UMC 0.1 Czech-English-Russian is a multilingual parallel corpus of texts in Czech, Russian and English languages with automatic pairwise sentence alignments. The primary aim of UMC is to extend the set of languages covered by the corpus CzEng mainly for the purposes of machine translation.
All the texts were downloaded from a single source — The Project Syndicate (Copyright: Project Syndicate 1995-2008), which contains a huge collection of high-quality news articles and commentaries. We were given the permission to use the texts for research and non-commercial purposes.
UMC003 is a cleaned tokenized development and test set to accompany the training data in UMC 0.1. For more information about the test set, see the README file in the UMC003 package.
UMC 0.1 and UMC003 are available for research, educational and non-profit use free of charge. Contact us if you are interested in obtaining a different type of license.

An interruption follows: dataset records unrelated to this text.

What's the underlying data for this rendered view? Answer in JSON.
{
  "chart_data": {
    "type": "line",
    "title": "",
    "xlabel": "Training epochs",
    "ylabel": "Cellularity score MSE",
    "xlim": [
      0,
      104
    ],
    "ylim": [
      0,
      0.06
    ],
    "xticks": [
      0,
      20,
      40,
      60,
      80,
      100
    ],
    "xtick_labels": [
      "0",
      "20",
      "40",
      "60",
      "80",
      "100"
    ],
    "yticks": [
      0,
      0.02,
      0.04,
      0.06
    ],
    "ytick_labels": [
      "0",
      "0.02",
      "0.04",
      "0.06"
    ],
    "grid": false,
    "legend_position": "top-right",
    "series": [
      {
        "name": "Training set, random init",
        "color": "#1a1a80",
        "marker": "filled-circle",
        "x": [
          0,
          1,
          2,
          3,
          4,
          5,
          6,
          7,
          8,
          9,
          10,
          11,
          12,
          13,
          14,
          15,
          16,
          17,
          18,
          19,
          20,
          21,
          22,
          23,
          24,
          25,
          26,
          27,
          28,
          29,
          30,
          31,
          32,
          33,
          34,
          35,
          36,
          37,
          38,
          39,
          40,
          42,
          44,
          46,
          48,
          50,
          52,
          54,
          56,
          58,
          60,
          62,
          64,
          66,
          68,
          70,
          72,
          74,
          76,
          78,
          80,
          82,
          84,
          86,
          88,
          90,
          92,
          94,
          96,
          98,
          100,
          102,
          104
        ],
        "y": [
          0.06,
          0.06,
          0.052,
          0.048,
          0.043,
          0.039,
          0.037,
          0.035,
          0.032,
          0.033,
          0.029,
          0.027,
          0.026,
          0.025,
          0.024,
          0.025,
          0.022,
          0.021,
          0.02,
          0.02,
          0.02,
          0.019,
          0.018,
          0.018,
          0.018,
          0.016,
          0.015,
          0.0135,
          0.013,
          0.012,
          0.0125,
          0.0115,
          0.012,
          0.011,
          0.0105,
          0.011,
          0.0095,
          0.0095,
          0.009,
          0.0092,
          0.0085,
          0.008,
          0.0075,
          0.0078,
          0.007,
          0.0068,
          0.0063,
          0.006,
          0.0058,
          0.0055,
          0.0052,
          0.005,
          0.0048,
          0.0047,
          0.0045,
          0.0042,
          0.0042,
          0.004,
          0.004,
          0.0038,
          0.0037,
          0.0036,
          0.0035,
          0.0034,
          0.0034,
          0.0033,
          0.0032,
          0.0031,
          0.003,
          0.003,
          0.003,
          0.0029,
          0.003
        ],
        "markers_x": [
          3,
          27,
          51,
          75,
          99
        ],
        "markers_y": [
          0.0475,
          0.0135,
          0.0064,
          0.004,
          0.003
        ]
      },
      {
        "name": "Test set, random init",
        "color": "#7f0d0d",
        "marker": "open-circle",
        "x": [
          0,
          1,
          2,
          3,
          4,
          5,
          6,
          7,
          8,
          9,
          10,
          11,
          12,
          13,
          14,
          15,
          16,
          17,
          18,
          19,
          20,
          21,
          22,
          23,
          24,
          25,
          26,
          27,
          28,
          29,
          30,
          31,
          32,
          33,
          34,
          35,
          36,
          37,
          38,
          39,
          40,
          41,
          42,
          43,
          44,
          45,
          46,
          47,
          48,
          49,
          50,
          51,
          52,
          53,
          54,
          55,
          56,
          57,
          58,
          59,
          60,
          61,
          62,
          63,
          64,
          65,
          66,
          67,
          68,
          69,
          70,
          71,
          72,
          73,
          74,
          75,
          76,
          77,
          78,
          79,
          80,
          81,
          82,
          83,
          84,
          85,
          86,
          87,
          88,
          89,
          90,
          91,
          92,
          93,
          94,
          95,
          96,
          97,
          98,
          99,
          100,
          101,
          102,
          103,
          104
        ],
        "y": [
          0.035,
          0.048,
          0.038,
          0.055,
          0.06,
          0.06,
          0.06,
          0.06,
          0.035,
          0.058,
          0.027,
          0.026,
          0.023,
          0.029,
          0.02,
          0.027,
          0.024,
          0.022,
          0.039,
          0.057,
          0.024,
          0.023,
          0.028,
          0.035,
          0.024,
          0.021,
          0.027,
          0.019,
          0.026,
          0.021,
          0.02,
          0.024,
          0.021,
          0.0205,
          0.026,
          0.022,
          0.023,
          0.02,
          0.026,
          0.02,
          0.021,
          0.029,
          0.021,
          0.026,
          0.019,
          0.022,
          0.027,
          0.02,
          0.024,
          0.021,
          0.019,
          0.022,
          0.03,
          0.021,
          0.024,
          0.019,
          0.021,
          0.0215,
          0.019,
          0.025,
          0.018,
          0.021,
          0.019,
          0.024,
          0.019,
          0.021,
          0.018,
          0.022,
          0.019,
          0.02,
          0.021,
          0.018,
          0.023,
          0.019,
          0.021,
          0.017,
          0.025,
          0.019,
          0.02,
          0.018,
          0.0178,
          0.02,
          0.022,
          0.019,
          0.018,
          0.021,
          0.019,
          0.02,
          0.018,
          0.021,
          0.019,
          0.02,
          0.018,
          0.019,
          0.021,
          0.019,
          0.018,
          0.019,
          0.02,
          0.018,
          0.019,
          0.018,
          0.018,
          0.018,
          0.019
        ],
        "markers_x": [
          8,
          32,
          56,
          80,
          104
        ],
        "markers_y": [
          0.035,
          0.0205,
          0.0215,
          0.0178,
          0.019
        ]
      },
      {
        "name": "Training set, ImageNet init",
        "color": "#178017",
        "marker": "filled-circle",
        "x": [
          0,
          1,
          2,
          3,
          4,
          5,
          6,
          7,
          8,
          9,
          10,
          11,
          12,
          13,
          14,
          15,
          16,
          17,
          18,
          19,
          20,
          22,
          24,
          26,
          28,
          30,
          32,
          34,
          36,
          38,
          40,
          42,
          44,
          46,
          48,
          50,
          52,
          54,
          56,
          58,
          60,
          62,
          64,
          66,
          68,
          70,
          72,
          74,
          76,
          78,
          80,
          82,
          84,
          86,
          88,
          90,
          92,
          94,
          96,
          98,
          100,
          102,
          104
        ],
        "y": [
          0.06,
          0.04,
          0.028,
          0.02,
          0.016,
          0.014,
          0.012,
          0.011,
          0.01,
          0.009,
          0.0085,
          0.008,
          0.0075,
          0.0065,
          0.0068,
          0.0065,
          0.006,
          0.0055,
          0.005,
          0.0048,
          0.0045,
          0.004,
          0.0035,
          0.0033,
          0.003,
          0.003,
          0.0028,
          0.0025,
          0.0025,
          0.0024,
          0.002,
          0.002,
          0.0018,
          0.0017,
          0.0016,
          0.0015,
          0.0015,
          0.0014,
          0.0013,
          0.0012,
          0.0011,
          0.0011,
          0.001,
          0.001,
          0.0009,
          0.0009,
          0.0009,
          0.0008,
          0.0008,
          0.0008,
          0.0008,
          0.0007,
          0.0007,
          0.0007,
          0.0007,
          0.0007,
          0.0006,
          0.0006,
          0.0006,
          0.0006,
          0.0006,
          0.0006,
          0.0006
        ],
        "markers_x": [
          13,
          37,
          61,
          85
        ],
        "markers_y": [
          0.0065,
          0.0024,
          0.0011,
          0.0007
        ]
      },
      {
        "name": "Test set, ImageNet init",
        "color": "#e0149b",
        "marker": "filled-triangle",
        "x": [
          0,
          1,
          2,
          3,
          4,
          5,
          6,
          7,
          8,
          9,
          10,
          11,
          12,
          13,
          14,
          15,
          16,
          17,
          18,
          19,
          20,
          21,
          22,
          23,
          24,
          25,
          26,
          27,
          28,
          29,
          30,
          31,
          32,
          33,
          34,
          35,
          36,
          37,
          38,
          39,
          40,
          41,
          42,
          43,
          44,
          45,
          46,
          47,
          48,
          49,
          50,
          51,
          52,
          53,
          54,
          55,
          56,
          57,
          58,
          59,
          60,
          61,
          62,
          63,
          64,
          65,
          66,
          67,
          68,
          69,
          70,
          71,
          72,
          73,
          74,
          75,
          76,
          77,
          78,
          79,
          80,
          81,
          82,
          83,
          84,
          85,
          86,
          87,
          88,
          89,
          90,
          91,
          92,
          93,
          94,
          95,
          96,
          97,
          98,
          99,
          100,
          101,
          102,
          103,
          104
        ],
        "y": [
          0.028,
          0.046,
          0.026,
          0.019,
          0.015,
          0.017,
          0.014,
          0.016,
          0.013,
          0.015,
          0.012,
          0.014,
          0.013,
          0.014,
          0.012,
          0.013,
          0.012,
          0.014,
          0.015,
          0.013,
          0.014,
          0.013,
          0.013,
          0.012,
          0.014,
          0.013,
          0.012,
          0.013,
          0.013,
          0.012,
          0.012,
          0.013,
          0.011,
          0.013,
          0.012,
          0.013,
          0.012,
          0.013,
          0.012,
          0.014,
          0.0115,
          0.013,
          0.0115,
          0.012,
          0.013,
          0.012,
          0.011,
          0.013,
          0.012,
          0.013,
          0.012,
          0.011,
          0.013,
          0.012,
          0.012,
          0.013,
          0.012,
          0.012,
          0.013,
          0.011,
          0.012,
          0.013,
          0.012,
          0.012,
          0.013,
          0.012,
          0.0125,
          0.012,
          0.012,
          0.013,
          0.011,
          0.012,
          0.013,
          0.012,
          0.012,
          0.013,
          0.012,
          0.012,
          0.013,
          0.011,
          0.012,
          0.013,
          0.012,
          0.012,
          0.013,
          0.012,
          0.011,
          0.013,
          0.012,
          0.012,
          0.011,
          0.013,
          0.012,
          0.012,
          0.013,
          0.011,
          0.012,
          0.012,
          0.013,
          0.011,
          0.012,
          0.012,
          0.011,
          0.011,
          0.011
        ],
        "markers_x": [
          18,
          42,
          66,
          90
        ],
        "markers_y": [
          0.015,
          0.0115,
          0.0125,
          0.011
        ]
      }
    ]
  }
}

UMC 0.1 is released as plain text files (Unicode in UTF-8, Unix line breaks). Each language pair is stored in separate files.

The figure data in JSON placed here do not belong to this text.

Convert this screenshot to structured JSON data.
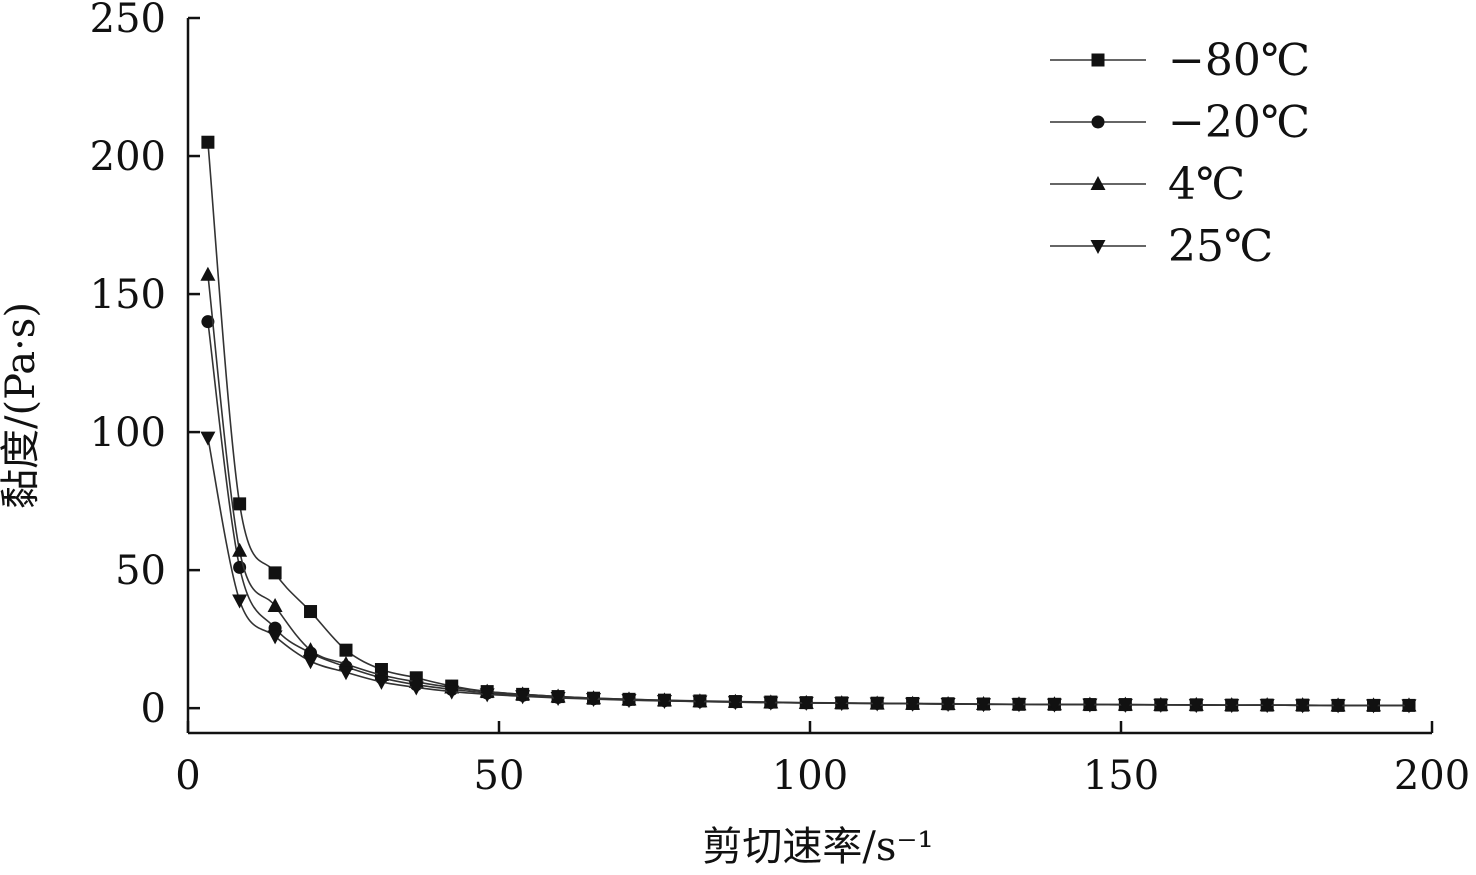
{
  "chart_data": {
    "type": "line",
    "title": "",
    "xlabel": "剪切速率/s⁻¹",
    "ylabel": "黏度/(Pa·s)",
    "xlim": [
      0,
      200
    ],
    "ylim": [
      -9,
      250
    ],
    "x_ticks": [
      0,
      50,
      100,
      150,
      200
    ],
    "y_ticks": [
      0,
      50,
      100,
      150,
      200,
      250
    ],
    "legend_position": "top-right",
    "series": [
      {
        "name": "−80℃",
        "marker": "square",
        "points": [
          [
            3.2,
            205
          ],
          [
            8.3,
            74
          ],
          [
            14,
            49
          ],
          [
            19.7,
            35
          ],
          [
            25.4,
            21
          ],
          [
            31.1,
            14
          ],
          [
            36.7,
            11
          ],
          [
            42.4,
            8
          ],
          [
            48.1,
            6
          ],
          [
            53.8,
            5
          ],
          [
            59.5,
            4.2
          ],
          [
            65.2,
            3.6
          ],
          [
            70.9,
            3.2
          ],
          [
            76.6,
            2.9
          ],
          [
            82.3,
            2.6
          ],
          [
            88,
            2.4
          ],
          [
            93.7,
            2.2
          ],
          [
            99.4,
            2
          ],
          [
            105.1,
            1.9
          ],
          [
            110.8,
            1.8
          ],
          [
            116.5,
            1.7
          ],
          [
            122.2,
            1.6
          ],
          [
            127.9,
            1.5
          ],
          [
            133.6,
            1.4
          ],
          [
            139.3,
            1.4
          ],
          [
            145,
            1.3
          ],
          [
            150.7,
            1.3
          ],
          [
            156.4,
            1.2
          ],
          [
            162.1,
            1.2
          ],
          [
            167.8,
            1.1
          ],
          [
            173.5,
            1.1
          ],
          [
            179.2,
            1.1
          ],
          [
            184.9,
            1
          ],
          [
            190.6,
            1
          ],
          [
            196.3,
            1
          ]
        ]
      },
      {
        "name": "−20℃",
        "marker": "circle",
        "points": [
          [
            3.2,
            140
          ],
          [
            8.3,
            51
          ],
          [
            14,
            29
          ],
          [
            19.7,
            20
          ],
          [
            25.4,
            15
          ],
          [
            31.1,
            11
          ],
          [
            36.7,
            8.5
          ],
          [
            42.4,
            6.8
          ],
          [
            48.1,
            5.5
          ],
          [
            53.8,
            4.6
          ],
          [
            59.5,
            3.9
          ],
          [
            65.2,
            3.4
          ],
          [
            70.9,
            3
          ],
          [
            76.6,
            2.7
          ],
          [
            82.3,
            2.4
          ],
          [
            88,
            2.2
          ],
          [
            93.7,
            2
          ],
          [
            99.4,
            1.9
          ],
          [
            105.1,
            1.8
          ],
          [
            110.8,
            1.7
          ],
          [
            116.5,
            1.6
          ],
          [
            122.2,
            1.5
          ],
          [
            127.9,
            1.4
          ],
          [
            133.6,
            1.4
          ],
          [
            139.3,
            1.3
          ],
          [
            145,
            1.3
          ],
          [
            150.7,
            1.2
          ],
          [
            156.4,
            1.2
          ],
          [
            162.1,
            1.1
          ],
          [
            167.8,
            1.1
          ],
          [
            173.5,
            1.1
          ],
          [
            179.2,
            1
          ],
          [
            184.9,
            1
          ],
          [
            190.6,
            1
          ],
          [
            196.3,
            1
          ]
        ]
      },
      {
        "name": "4℃",
        "marker": "triangle-up",
        "points": [
          [
            3.2,
            157
          ],
          [
            8.3,
            57
          ],
          [
            14,
            37
          ],
          [
            19.7,
            21
          ],
          [
            25.4,
            16
          ],
          [
            31.1,
            12
          ],
          [
            36.7,
            9.5
          ],
          [
            42.4,
            7.5
          ],
          [
            48.1,
            6
          ],
          [
            53.8,
            5
          ],
          [
            59.5,
            4.2
          ],
          [
            65.2,
            3.6
          ],
          [
            70.9,
            3.2
          ],
          [
            76.6,
            2.8
          ],
          [
            82.3,
            2.5
          ],
          [
            88,
            2.3
          ],
          [
            93.7,
            2.1
          ],
          [
            99.4,
            1.9
          ],
          [
            105.1,
            1.8
          ],
          [
            110.8,
            1.7
          ],
          [
            116.5,
            1.6
          ],
          [
            122.2,
            1.5
          ],
          [
            127.9,
            1.5
          ],
          [
            133.6,
            1.4
          ],
          [
            139.3,
            1.4
          ],
          [
            145,
            1.3
          ],
          [
            150.7,
            1.3
          ],
          [
            156.4,
            1.2
          ],
          [
            162.1,
            1.2
          ],
          [
            167.8,
            1.1
          ],
          [
            173.5,
            1.1
          ],
          [
            179.2,
            1.1
          ],
          [
            184.9,
            1
          ],
          [
            190.6,
            1
          ],
          [
            196.3,
            1
          ]
        ]
      },
      {
        "name": "25℃",
        "marker": "triangle-down",
        "points": [
          [
            3.2,
            98
          ],
          [
            8.3,
            39
          ],
          [
            14,
            26
          ],
          [
            19.7,
            17
          ],
          [
            25.4,
            13
          ],
          [
            31.1,
            9.5
          ],
          [
            36.7,
            7.5
          ],
          [
            42.4,
            6
          ],
          [
            48.1,
            5
          ],
          [
            53.8,
            4.3
          ],
          [
            59.5,
            3.7
          ],
          [
            65.2,
            3.3
          ],
          [
            70.9,
            2.9
          ],
          [
            76.6,
            2.6
          ],
          [
            82.3,
            2.4
          ],
          [
            88,
            2.2
          ],
          [
            93.7,
            2
          ],
          [
            99.4,
            1.9
          ],
          [
            105.1,
            1.8
          ],
          [
            110.8,
            1.7
          ],
          [
            116.5,
            1.6
          ],
          [
            122.2,
            1.5
          ],
          [
            127.9,
            1.4
          ],
          [
            133.6,
            1.4
          ],
          [
            139.3,
            1.3
          ],
          [
            145,
            1.3
          ],
          [
            150.7,
            1.2
          ],
          [
            156.4,
            1.2
          ],
          [
            162.1,
            1.1
          ],
          [
            167.8,
            1.1
          ],
          [
            173.5,
            1.1
          ],
          [
            179.2,
            1
          ],
          [
            184.9,
            1
          ],
          [
            190.6,
            1
          ],
          [
            196.3,
            1
          ]
        ]
      }
    ]
  }
}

For each language pair, we provide the full data (e.g. Czech-Russian.txt
) and a separate file containing only sentences that were aligned 1-1 (e.g. Czech-Russian.1-1.txt
).
Each line in the files corresponds to one alignment pair. We use tab
to delimit columns.
The full data files have the following columns: number of sentences in the alignment pair, quality of the alignment pair (the higher, the better), source language sentence, target language sentence. Here is an example of two alignment pairs. In the first one, the sentences corresponded to each other, in the second one, there were two Czech sentences corresponding to one Russian sentence:
1-1 0.55641 Mušarafův poslední výstup ? Последний ход Мушаррафа ? 2-1 0.765517 My je ale vyslovit musíme . Je to naše povinnost . Но мы не только должны осмелиться , мы обязаны это сделать .

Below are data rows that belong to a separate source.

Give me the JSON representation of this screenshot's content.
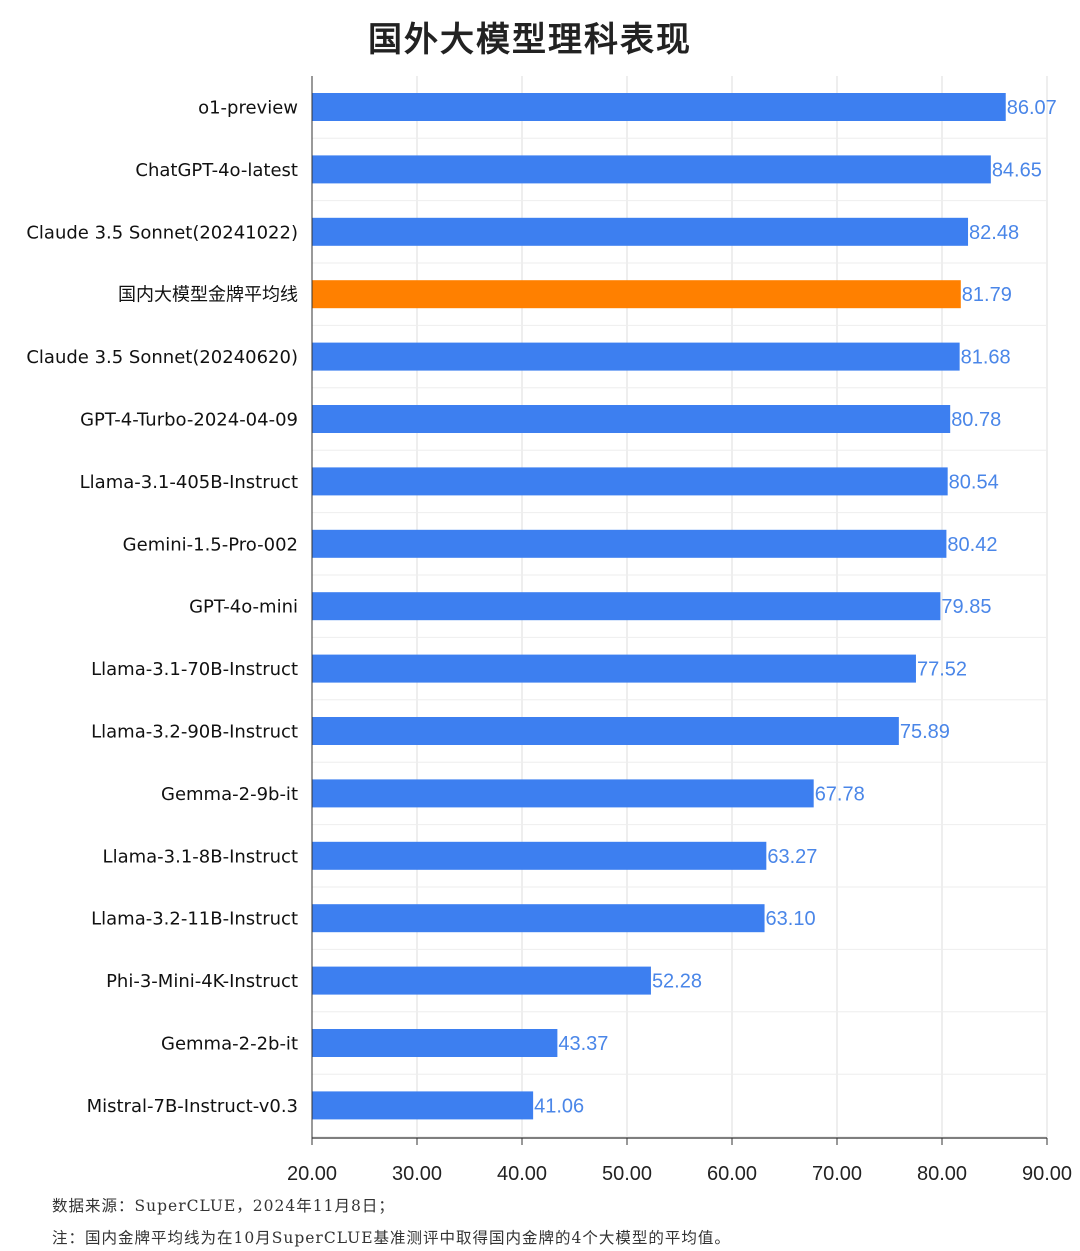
{
  "chart_data": {
    "type": "bar",
    "orientation": "horizontal",
    "title": "国外大模型理科表现",
    "categories": [
      "o1-preview",
      "ChatGPT-4o-latest",
      "Claude 3.5 Sonnet(20241022)",
      "国内大模型金牌平均线",
      "Claude 3.5 Sonnet(20240620)",
      "GPT-4-Turbo-2024-04-09",
      "Llama-3.1-405B-Instruct",
      "Gemini-1.5-Pro-002",
      "GPT-4o-mini",
      "Llama-3.1-70B-Instruct",
      "Llama-3.2-90B-Instruct",
      "Gemma-2-9b-it",
      "Llama-3.1-8B-Instruct",
      "Llama-3.2-11B-Instruct",
      "Phi-3-Mini-4K-Instruct",
      "Gemma-2-2b-it",
      "Mistral-7B-Instruct-v0.3"
    ],
    "values": [
      86.07,
      84.65,
      82.48,
      81.79,
      81.68,
      80.78,
      80.54,
      80.42,
      79.85,
      77.52,
      75.89,
      67.78,
      63.27,
      63.1,
      52.28,
      43.37,
      41.06
    ],
    "value_labels": [
      "86.07",
      "84.65",
      "82.48",
      "81.79",
      "81.68",
      "80.78",
      "80.54",
      "80.42",
      "79.85",
      "77.52",
      "75.89",
      "67.78",
      "63.27",
      "63.10",
      "52.28",
      "43.37",
      "41.06"
    ],
    "highlight_index": 3,
    "xlim": [
      20,
      90
    ],
    "xticks": [
      "20.00",
      "30.00",
      "40.00",
      "50.00",
      "60.00",
      "70.00",
      "80.00",
      "90.00"
    ],
    "grid": true,
    "colors": {
      "bar": "#3d7ff0",
      "highlight": "#ff8000",
      "value_label": "#4a86e8",
      "grid": "#dddddd",
      "axis": "#333333"
    }
  },
  "notes": {
    "source": "数据来源：SuperCLUE，2024年11月8日；",
    "footnote": "注：国内金牌平均线为在10月SuperCLUE基准测评中取得国内金牌的4个大模型的平均值。"
  }
}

The 1-1 files have just two columns: source language sentence and target language sentence:
Mušarafův poslední výstup ? Последний ход Мушаррафа ?
In the following table we summarize the monolingual statistics of the corpus:
Czech | Russian | English | |
---|---|---|---|
Words | 1,747,997 | 1,815,550 | 1,920,164 |
Tokens | 2,022,990 | 2,152,326 | 2,255,901 |
Sentences | 96,335 | 101,528 | 97,250 |
The texts were therefore aligned at sentence level with the help of hunalign You can see the distribution of the alignment types in the table below:
1-1 | 2-1 | 0-1 | 1-2 | 1-0 | Others |
---|---|---|---|---|---|
259599 | 9074 | 8551 | 7686 | 834 | 2434 |
90.1 % | 3.1 % | 3.0 % | 2.7 % | 0.3 % | 0.8 % |
Czech-Russian | English-Russian | Czech-English | |||||
---|---|---|---|---|---|---|---|
Many-to-many alignments | Alignment pairs | 97,373 | 97,656 | 93,149 | |||
Tokens | 2,022,950 | 2,151,946 | 2,255,889 | 2,151,948 | 2,022,950 | 2,255,889 | |
1-to-1 alignments | Alignment pairs | 88,092 | 86,604 | 84,903 | |||
Tokens | 1,867,392 | 1,927,283 | 2,062,849 | 1,885,683 | 1,788,227 | 2,000,684 |
If you want to cite UMC 0.1, please use the following reference and optionally the URL:
@inProceedings{umc:2008, publicationtype = {inProceedings}, author = {Natalia Klyueva and Ond{\v{r}}ej Bojar}, title = "{UMC 0.1: Czech-Russian-English Multilingual Corpus}", booktitle = {Proceedings of International Conference Corpus Linguistics}, pages = {188--195}, year = {2008}, }
The work on UMC 0.1 was supported by the grant FP6-IST-5-034291-STP (EuroMatrix).
The work on UMC003 was supported by the grant FP7-ICT-2007-3-231720 (EuroMatrix Plus).